Die Begründung des Körperschaftsteuerguthabens sowie des Anspruchs auf dessen Auszahlung war entgegen der Ansicht der OFD Koblenz (RundVerfügung vom 7.12.2007 – S 0453A/S 0550 A/S 0166 A – St 341/St 342/St 35 8, ZlnsO 2008, 503), auf die sich der Kläger stützt, gerade nicht von einem Ausschüttungsbeschluss abhängig (Ladiges, DStR 2008, 2041, 2044). Das zur Erstattung vorgesehene Körperschaftsteuerguthaben entstand allein durch die Verwirklichung der körperschaftsteuerrechtlichen Tatbestände bis zum Ablauf des Anrechnungsverfahrens, ohne dass es eines weiteren Zutuns von Seiten der betroffenen Körperschaft bedurft hätte. Die ursprünglich zu gewährende Minderung der Körperschaftsteuer sollte durch die Umstellung auf das Halbeinkünfteverfahren nicht verloren gehen, sondern erhalten bleiben. Der für die Auszahlung des Erstattungsbetrags notwendige Ausschüttungsbeschluss, an dessen Stelle die Regelung des § 37 Abs. 5 KStG getreten ist, stellte lediglich eine aufschiebende Bedingung für das Entstehen des Erstattungsanspruchs dar. Weder der ursprünglich notwendige Ausschüttungsbeschluss noch die Regelung des § 37 Abs. 5 KStG über die ratierliche Auszahlung des Körperschaftsteuerguthabens regeln den Kern des Erstattungsanspruchs, sondern bedingen lediglich dessen hier unbeachtliche steuerrechtliche Entstehung i.S.d. § 38 AO.

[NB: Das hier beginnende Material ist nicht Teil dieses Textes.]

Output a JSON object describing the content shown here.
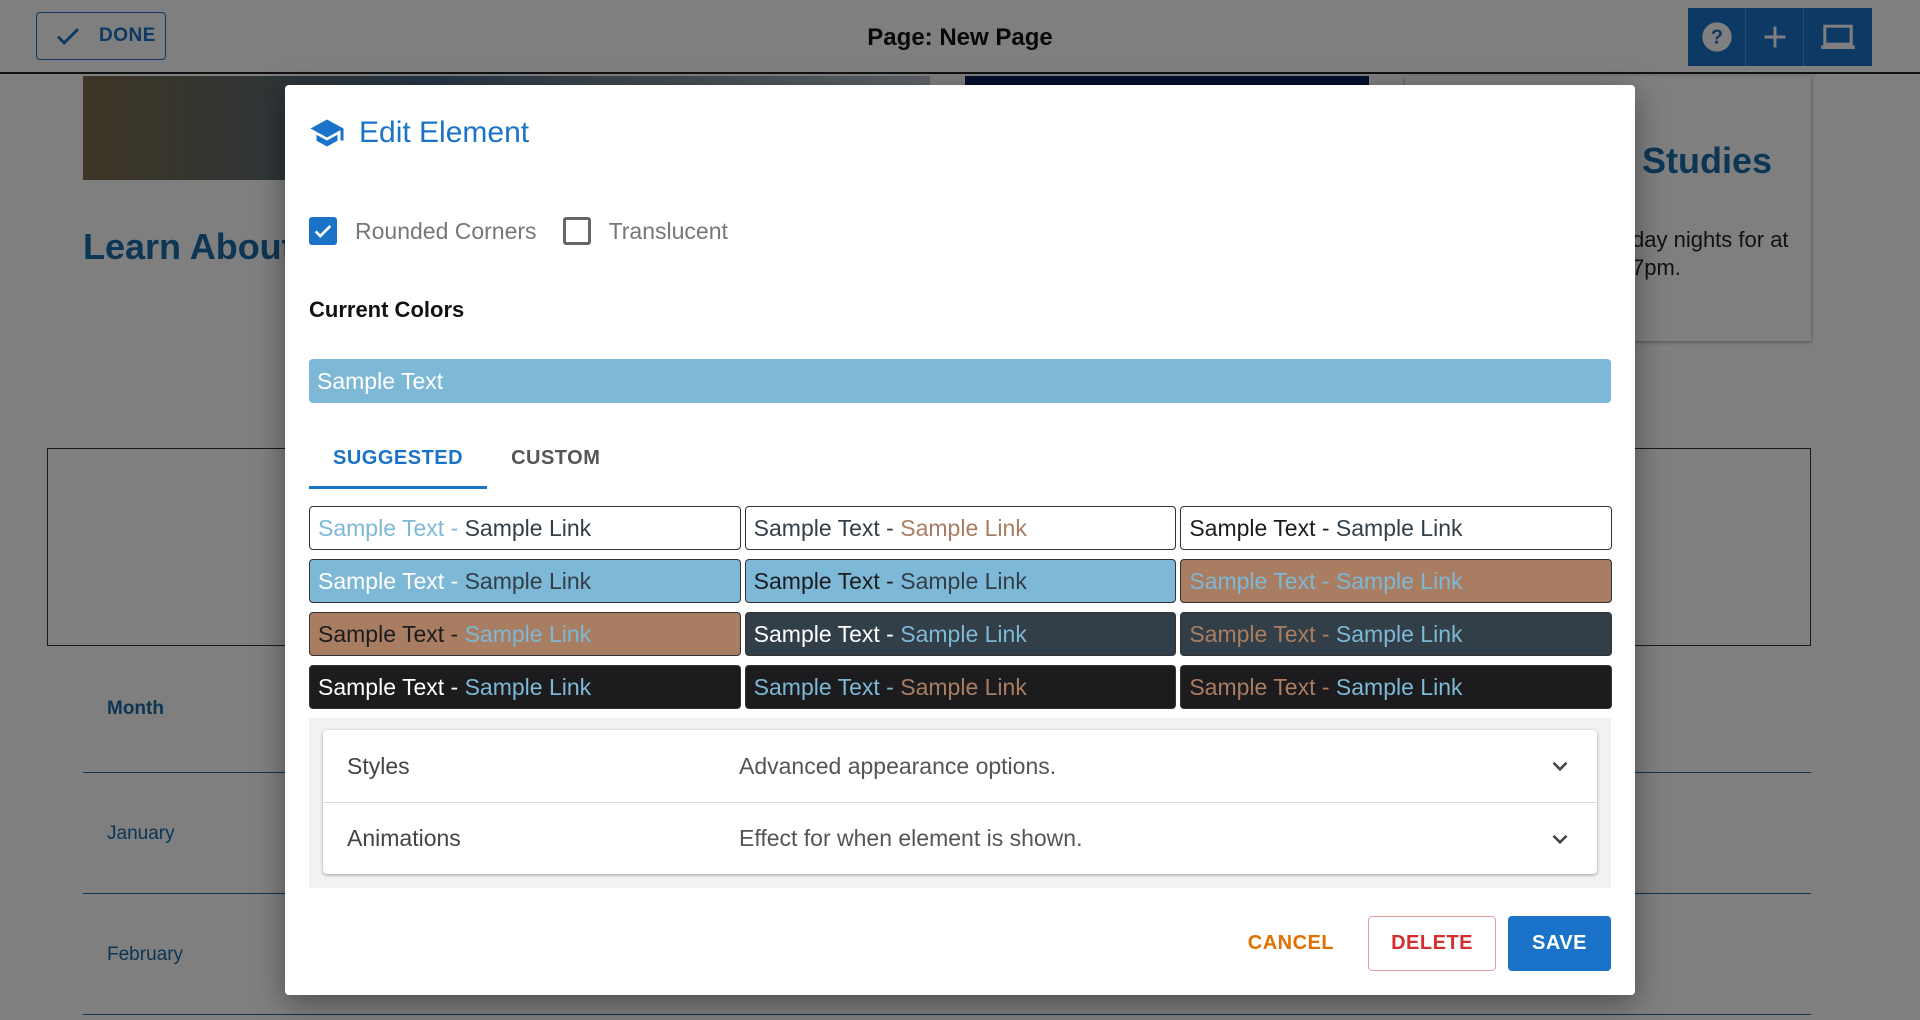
{
  "topbar": {
    "done_label": "DONE",
    "title": "Page: New Page"
  },
  "background": {
    "heading_left": "Learn About",
    "heading_right": "Studies",
    "para_right": "day nights for at 7pm.",
    "table_header": "Month",
    "rows": [
      "January",
      "February"
    ]
  },
  "modal": {
    "title": "Edit Element",
    "options": [
      {
        "label": "Rounded Corners",
        "checked": true
      },
      {
        "label": "Translucent",
        "checked": false
      }
    ],
    "current_colors_label": "Current Colors",
    "current_sample": "Sample Text",
    "tabs": [
      "SUGGESTED",
      "CUSTOM"
    ],
    "swatch_text": "Sample Text",
    "swatch_sep": " - ",
    "swatch_link": "Sample Link",
    "swatches": [
      {
        "bg": "#ffffff",
        "text": "#7db8d6",
        "link": "#333f48"
      },
      {
        "bg": "#ffffff",
        "text": "#333f48",
        "link": "#a97d62"
      },
      {
        "bg": "#ffffff",
        "text": "#1c1c1e",
        "link": "#333f48"
      },
      {
        "bg": "#7db8d6",
        "text": "#ffffff",
        "link": "#333f48"
      },
      {
        "bg": "#7db8d6",
        "text": "#1c1c1e",
        "link": "#333f48"
      },
      {
        "bg": "#a97d62",
        "text": "#7db8d6",
        "link": "#7db8d6"
      },
      {
        "bg": "#a97d62",
        "text": "#1c1c1e",
        "link": "#7db8d6"
      },
      {
        "bg": "#333f48",
        "text": "#ffffff",
        "link": "#7db8d6"
      },
      {
        "bg": "#333f48",
        "text": "#a97d62",
        "link": "#7db8d6"
      },
      {
        "bg": "#1c1c1e",
        "text": "#ffffff",
        "link": "#7db8d6"
      },
      {
        "bg": "#1c1c1e",
        "text": "#7db8d6",
        "link": "#a97d62"
      },
      {
        "bg": "#1c1c1e",
        "text": "#a97d62",
        "link": "#7db8d6"
      }
    ],
    "accordion": [
      {
        "title": "Styles",
        "desc": "Advanced appearance options."
      },
      {
        "title": "Animations",
        "desc": "Effect for when element is shown."
      }
    ],
    "buttons": {
      "cancel": "CANCEL",
      "delete": "DELETE",
      "save": "SAVE"
    }
  },
  "colors": {
    "accent": "#1a73c8",
    "cancel": "#e07000",
    "delete": "#d32f2f"
  }
}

Es handelt sich um eine Situation, die vergleichbar ist mit den vom BFH entschiedenen Fällen, in denen vor Insolvenz- bzw. Konkurseröffnung geleistete, überhöhte Vorauszahlungen bereits vor Insolvenz- bzw. Konkurseröffnung einen aufschiebend bedingten Erstattungsanspruch begründen, gegen den die Finanzbehörde im Insoivenzverfahren aufrechnen kann, obwohl das die Erstattung auslösende Ereignis selbst erst nach Eröffnung des Verfahrens, nämlich mit Ablauf des Veranlagungszeitraums eintritt (vgi. zur KSt BFH-Urteil vom 12.01.1984 VII R 155/82, juris; zur Grunderwerbsteuer Urteil vom 17.04.2007 VII R 27/06, BStBI II 2009, 589).
3. Die Kostenentscheidung beruht auf § 135 Abs. 1 FGO.
4. Über die Notwendigkeit der Zuziehung eines Bevollmächtigten im außergerichtlichen Vorverfahren musste wegen des Unterliegens des Klägers nicht entschieden werden.
5. Die Revision war gemäß § 115 Abs. 2 Nr. 1 FGO wegen grundsätzlicher Bedeutung der Sache zuzulassen. Die streitgegenständliche Rechtsfrage betrifft eine Vielzahl gleichartiger Fälle und ist vom Bundesfinanzhof noch nicht entschieden worden.